I’d say it was psycho-somatic, but then again, it’s probably best to keep your mouth shut around people launching themselves into pregnancy mode. Parental instincts won’t protect anything taller than three feet and it seems obvious to me that Kill Mode overlaps rather frighteningly with Parent Mode. I know when to keep my mouth shut.
Though I did have my thoughts, and I remember sitting at the base of the hill, frosty-eyed and content after sun-bathing on our own little beach front (Foss Hill just seems so unpoetic). I looked up at my friend when suddenly those phrases popped out of her mouth (there is not enough opposition in the world to bad puns to keep me from being grateful that words were the only thing popping out—oh zeugma, you never disappoint me!).
Well, aside from embellishing her words, nothing has been lost in the translation, so to speak. She said something of this effect to me, her eyes glazed over—serotonin levels running high?—directing themselves at tots scuttling with parents around the hill. They scampered around the hill, capris-panted, hat-wearing and button-nosed. It was awful.
Sure, their flushed faces were cute, their roly-poly bodies seemed on the verge of toppling over with precious delight, their eyes glowed wide with childish innocence, but couldn’t she hear the screaming? There were whines and calls and screams! Couldn’t she smell the evil on them—and by evil I mean dirty Pampers and ear infections and needs? I certainly could smell it. I could see it, too, if you had to know.
But where I felt sensory overload and pain willing me to escape, to run and to flee, no looking back, from any kind of progeny, she felt longing and need.
Lest we think this is a one person individual “predicament,” look around for a second. There are eggs, ripe and throbbing, falling by the dozens every day from Wesleyan bio-women; there are billions of sperm egging (I’m so dumb) bio-men on to copulate. Who do we think we’re kidding? Any amassed group of people is a hot bed for reproduction and birth. I’d say we’re dawdling on a volcano that is about to erupt with pesky, irritating, needy little babies. In fact, I’m slightly appalled by the impotence, the sheer lack of virility that must exist on this campus for there to be so few babies.
I know what you’re thinking: blame it on “birth control” and “gays” as if anyone believed those myths anymore.
Okay, all jokes aside (or at least less the ones that keep interrupting me), having a child freaks me out. While most people feel a desire to produce children, to think about “what it might be like” to endow the world with a child of one’s own, I feel panic.
You remember that old anti-drug campaign with slogans like “Sports are my anti-drug!” and we were supposed to think about all the great things that we could do without drugs? Well, I feel like babies are my anti-baby. Think of all the wonderful things I can do without a baby—like everything.
Statistically those with higher education have fewer babies, so in some ways we must be getting trained, socialized, or forced into delaying baby mode or even eliminating it altogether, but that doesn’t mean it isn’t the secret, rampant, all-consuming desire.
But considering the Spring Fever that hits campus, even more uteruses are squealing with eagerness at the prospect of a child.
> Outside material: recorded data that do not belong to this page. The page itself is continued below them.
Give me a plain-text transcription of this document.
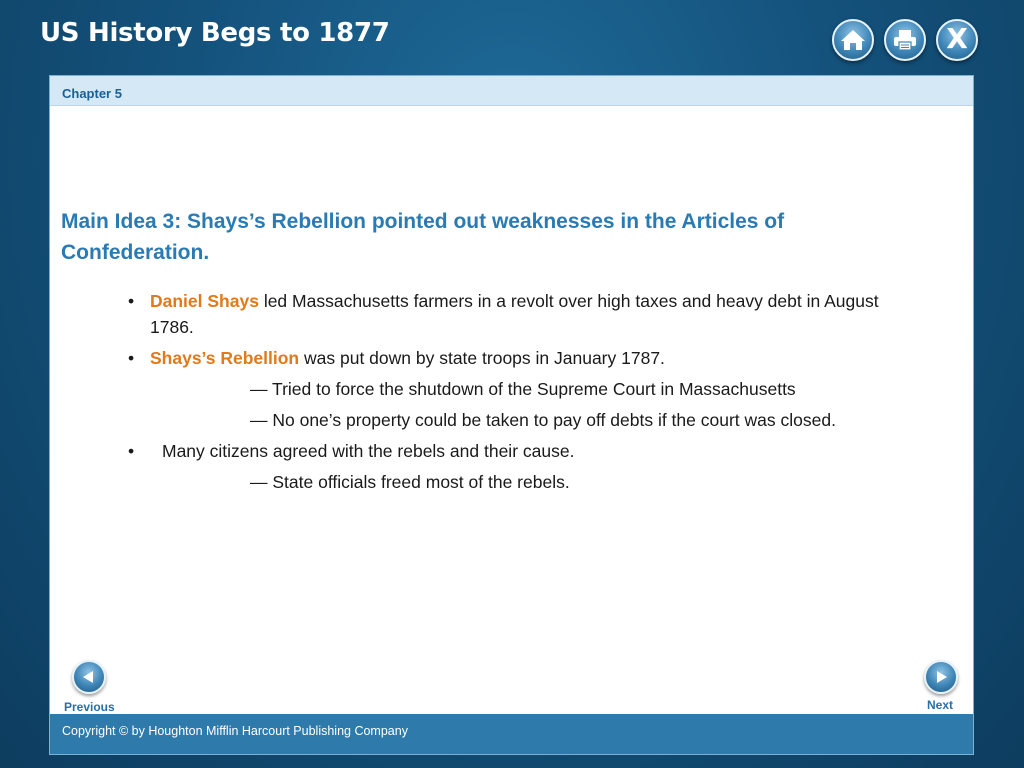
US History Begs to 1877	X
Chapter 5
Main Idea 3: Shays’s Rebellion pointed out weaknesses in the Articles of Confederation.
• Daniel Shays led Massachusetts farmers in a revolt over high taxes and heavy debt in August 1786.
• Shays’s Rebellion was put down by state troops in January 1787.
— Tried to force the shutdown of the Supreme Court in Massachusetts
— No one’s property could be taken to pay off debts if the court was closed.
• Many citizens agreed with the rebels and their cause.
— State officials freed most of the rebels.
Previous	Next
Copyright © by Houghton Mifflin Harcourt Publishing Company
My poor housemate Ann Rush in uterine desperation has been shedding her endometrial female lining for twelve whole days! Talk about wanting to make babies.
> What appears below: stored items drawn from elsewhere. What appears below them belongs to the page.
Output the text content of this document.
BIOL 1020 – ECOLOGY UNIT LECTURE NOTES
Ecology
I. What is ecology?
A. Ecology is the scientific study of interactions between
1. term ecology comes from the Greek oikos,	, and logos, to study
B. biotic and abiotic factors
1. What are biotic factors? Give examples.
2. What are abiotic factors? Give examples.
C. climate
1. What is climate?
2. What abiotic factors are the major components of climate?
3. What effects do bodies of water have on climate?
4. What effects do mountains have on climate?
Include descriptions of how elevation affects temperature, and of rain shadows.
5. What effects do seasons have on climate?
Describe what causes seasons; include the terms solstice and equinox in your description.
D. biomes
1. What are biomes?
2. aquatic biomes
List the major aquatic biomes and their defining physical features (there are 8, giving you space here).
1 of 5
Maybe for me it’s just that I can’t get over the fact that babies don’t stop shitting and peeing, crying and squealing, and needing and wanting things all the time. I’m not ready for that kind of selflessness. I barely like me enough to take care of my own functions and needs.
So is clutching a uterus or testicle our way of using our reproductive organs as an abacus? To calculate the passing minutes leading to infertility and heirlessness?
Really I think we’re just crazy. God gave us other people’s babies to remind us of how awful they really are. This preventative measure will become necessary and have to kick in some day. Until then, babies are my anti-baby.